Vicdan hürriyetini korumak

1997'de Amselem'e karşı Sydnicat Northcrest tarihi davası, tesislerde kamuya açık dini toplantılar yapılmasını yasaklayan ortak mülkiyete karşı Yahudi başvuru sahiplerini içerdi. Dilekçe sahipleri, dini inançlarının Yahudilerin Succot festivali sırasında dokuz gün boyunca "succah" ya da çatısı açık kulübede toplanmalarını gerektirdiğini savundular. Bu amaçla onlar balkonlarına çatısı açık kulübeler yerleştirdiler. Balkonlarda her türlü dekorasyon ya da dini teşhiri yasaklayan kuralları olan ortak mülkiyet bunu protesto etti.

Yüksek Mahkeme, dilekçe sahiplerinden yana, derneğe karşı karar verdi.
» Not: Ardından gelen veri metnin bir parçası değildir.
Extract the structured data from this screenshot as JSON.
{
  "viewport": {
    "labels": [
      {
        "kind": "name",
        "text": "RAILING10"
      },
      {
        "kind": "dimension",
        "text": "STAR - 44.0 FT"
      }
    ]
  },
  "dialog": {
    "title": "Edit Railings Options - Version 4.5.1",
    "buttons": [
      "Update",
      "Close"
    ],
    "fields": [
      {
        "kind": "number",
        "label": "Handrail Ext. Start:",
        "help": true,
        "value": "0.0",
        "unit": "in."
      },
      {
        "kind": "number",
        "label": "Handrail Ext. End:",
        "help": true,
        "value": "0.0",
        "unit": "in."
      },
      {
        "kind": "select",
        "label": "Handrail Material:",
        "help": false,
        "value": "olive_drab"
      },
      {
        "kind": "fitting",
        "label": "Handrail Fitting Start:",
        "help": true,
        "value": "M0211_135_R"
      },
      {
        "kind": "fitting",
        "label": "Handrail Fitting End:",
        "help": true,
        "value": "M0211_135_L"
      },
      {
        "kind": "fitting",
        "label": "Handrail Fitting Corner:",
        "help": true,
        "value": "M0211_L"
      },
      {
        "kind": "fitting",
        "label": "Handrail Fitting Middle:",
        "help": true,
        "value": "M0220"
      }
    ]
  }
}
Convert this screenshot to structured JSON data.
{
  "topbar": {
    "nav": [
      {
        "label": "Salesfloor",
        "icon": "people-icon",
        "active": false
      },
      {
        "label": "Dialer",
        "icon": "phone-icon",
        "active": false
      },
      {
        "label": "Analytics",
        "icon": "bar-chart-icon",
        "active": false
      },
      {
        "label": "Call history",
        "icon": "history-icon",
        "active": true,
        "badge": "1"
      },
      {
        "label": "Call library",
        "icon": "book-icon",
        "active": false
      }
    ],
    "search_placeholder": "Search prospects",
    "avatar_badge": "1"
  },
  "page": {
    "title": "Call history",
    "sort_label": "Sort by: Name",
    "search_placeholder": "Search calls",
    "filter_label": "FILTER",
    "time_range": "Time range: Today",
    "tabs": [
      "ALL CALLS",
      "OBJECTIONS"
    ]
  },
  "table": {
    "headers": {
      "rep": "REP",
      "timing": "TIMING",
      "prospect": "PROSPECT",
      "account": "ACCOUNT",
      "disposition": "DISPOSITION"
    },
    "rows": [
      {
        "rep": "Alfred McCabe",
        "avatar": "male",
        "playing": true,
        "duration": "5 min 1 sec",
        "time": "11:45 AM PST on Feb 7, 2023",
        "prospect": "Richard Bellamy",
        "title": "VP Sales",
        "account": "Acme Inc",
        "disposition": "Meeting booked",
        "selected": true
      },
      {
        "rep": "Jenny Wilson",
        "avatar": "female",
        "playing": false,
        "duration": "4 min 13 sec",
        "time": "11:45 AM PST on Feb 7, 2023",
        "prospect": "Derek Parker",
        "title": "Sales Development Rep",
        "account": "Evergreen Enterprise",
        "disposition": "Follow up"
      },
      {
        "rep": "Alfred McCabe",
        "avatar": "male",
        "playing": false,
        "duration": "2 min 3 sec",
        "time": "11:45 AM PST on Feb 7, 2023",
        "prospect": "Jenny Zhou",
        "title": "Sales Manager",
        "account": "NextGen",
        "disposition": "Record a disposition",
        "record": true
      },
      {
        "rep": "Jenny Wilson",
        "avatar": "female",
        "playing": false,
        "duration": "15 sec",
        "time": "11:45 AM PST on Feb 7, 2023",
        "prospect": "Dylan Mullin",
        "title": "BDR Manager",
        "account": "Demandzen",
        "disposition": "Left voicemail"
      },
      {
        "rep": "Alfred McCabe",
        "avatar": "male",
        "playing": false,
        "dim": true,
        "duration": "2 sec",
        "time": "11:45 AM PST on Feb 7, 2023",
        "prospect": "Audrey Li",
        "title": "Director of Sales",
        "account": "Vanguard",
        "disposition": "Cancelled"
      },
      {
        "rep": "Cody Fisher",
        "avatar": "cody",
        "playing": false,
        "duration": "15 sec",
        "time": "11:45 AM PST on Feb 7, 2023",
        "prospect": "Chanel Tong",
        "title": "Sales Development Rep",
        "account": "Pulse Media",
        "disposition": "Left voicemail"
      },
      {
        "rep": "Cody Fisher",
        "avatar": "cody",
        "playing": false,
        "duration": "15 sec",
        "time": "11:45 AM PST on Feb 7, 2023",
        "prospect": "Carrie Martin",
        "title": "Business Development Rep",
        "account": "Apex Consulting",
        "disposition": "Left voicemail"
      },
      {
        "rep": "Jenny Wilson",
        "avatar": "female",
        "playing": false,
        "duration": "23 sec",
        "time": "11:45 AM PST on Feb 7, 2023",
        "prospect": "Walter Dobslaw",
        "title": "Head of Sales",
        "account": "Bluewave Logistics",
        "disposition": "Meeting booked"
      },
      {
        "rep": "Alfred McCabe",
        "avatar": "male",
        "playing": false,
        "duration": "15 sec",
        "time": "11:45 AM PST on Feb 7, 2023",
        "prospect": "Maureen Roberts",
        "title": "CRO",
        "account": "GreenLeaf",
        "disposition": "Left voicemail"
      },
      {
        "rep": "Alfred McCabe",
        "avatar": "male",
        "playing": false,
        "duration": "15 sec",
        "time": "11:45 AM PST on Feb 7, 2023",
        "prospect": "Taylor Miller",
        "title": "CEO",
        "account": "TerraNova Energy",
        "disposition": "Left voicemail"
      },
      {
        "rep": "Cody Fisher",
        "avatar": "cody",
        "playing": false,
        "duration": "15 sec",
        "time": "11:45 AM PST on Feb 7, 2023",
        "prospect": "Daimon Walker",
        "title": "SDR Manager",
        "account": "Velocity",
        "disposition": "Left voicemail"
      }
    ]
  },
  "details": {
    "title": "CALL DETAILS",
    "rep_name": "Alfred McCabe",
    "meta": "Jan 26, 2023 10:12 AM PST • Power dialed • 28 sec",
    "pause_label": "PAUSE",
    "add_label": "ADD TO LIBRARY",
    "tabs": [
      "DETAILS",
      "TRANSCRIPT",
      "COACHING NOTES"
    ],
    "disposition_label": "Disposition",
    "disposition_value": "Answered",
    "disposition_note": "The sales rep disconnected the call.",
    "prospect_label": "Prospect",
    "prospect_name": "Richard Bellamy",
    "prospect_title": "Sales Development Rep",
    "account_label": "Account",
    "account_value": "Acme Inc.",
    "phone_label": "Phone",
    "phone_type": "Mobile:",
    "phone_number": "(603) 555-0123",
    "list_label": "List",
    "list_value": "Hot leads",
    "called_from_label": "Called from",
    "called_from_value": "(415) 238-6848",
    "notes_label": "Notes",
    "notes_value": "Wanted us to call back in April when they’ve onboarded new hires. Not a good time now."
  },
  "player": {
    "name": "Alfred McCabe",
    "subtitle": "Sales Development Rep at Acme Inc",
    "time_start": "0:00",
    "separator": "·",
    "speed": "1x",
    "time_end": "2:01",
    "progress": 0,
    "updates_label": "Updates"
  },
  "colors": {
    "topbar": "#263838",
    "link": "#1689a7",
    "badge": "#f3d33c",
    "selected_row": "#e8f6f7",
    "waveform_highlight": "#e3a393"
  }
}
Dilekçe sahiplerinin böyle bir şekilde toplanmayı gerektiren inancının "objektif" olup olmadığını düşünen alt mahkemenin aksine, Yüksek Mahkeme, dini hürriyete yol açıyorsa ve diğerlerinin hakkını önemli bir şekilde etkilemiyorsa bir inancın "korunduğuna" karar verdi.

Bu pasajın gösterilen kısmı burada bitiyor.